Loss of employment may ultimately come for a GM who makes poor decisions but a.) that doesn't stop the poor decisions from happening prior to the unemployment and b.) it doesn't assume the new GM will be better (just ask Seattle fans).
When the Yankees acquired Bobby Abreu from the Phillies, there wasn't a soul in the baseball world who thought Philly got anything close to fair value for Abreu. In fact, the four players they got for Abreu (and Cory Lidle!) have combined for 67 major league games played. It was an absolute dumpster fire of a trade. And yes, that trade affected the other 28 teams in the league. The Yankees got MUCH better, the other AL teams were adversely affected by the Yankees' improvement, the NL missed out on a chance to acquire Abreu, etc. etc. It was an awful, awful, AWFUL, trade. And there have been countless similar traded before and since that one. And not a single one was struck down by the league. Because it was up to the two teams involved in the trade discussions to determine if they were getting fair value on their end. Nobody said "wait, Philly is making a really ****** trade here!" and stepped in.
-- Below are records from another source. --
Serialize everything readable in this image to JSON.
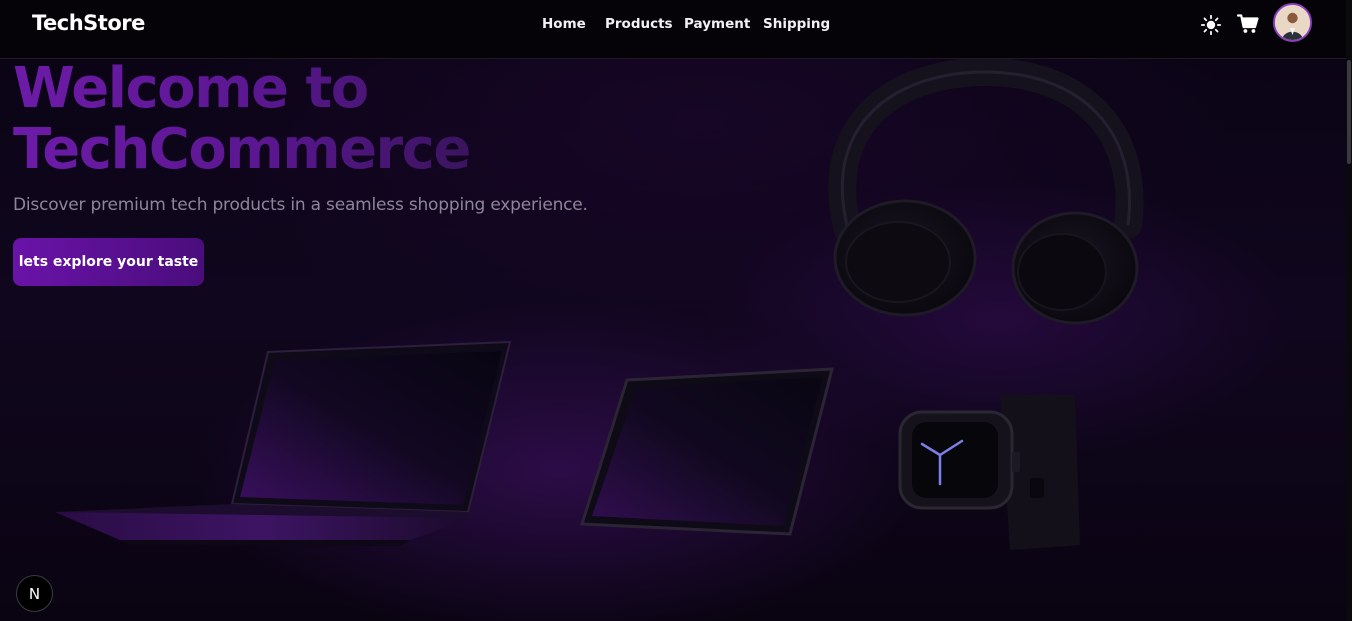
{
  "navbar": {
    "brand": "TechStore",
    "links": [
      {
        "label": "Home"
      },
      {
        "label": "Products"
      },
      {
        "label": "Payment"
      },
      {
        "label": "Shipping"
      }
    ],
    "icons": [
      "sun-icon",
      "cart-icon",
      "user-avatar"
    ]
  },
  "hero": {
    "headline_line1": "Welcome to",
    "headline_line2": "TechCommerce",
    "subtitle": "Discover premium tech products in a seamless shopping experience.",
    "cta_label": "lets explore your taste"
  },
  "badge": {
    "label": "N"
  },
  "colors": {
    "accent": "#6a13a8",
    "background": "#07030d",
    "nav_background": "#050208"
  }
}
Nobody made an "attempt to stop the Yankees from building up their franchise." The two teams came to an agreement and that was that.
If the stud CF your trading for a handful of spare parts is going to a team that is already stacked, while YOU may think that's best for your organization, can't you see that OTHERS may not think that it's best for the world?
What if your bad trade cripples your team so badly that you decide to up and leave at the end of the season? Now the world has one team that's even more stacked that it originally was, and a second team that's been crippled in need of a new owner. Don't you see that the other 30 owners might see that as harming the world with competitive imbalance?
I'll flip it around: what if the only team that I find to be a reasonable trade partner is a stacked team? Am I forbidden from dealing with that team simply because you don't want that team to get better? Should I be forced to sit on my pieces because I can't find any other trade partner I want to deal with?
As for someone leaving a team after a crippling move, that's what vetting owners is for. It's pretty easy to tell when you look at a HBD owner what kind of track record they have and if there's any risk of them doing something like that. I'll grant you that if you were to veto a trade like that made by an owner with a shady track record it would be more reasonable. But if it were someone like Mike who has a long history playing these games, who everyone has a pretty good feel for, I'd let it go without a second thought because I don't see him as a risk of jumping ship because one thing went wrong (and I'd let it go because he has such a long history that, even if I see a trade as terrible for him, I'm guessing he sees something in the player evaluations that I don't see).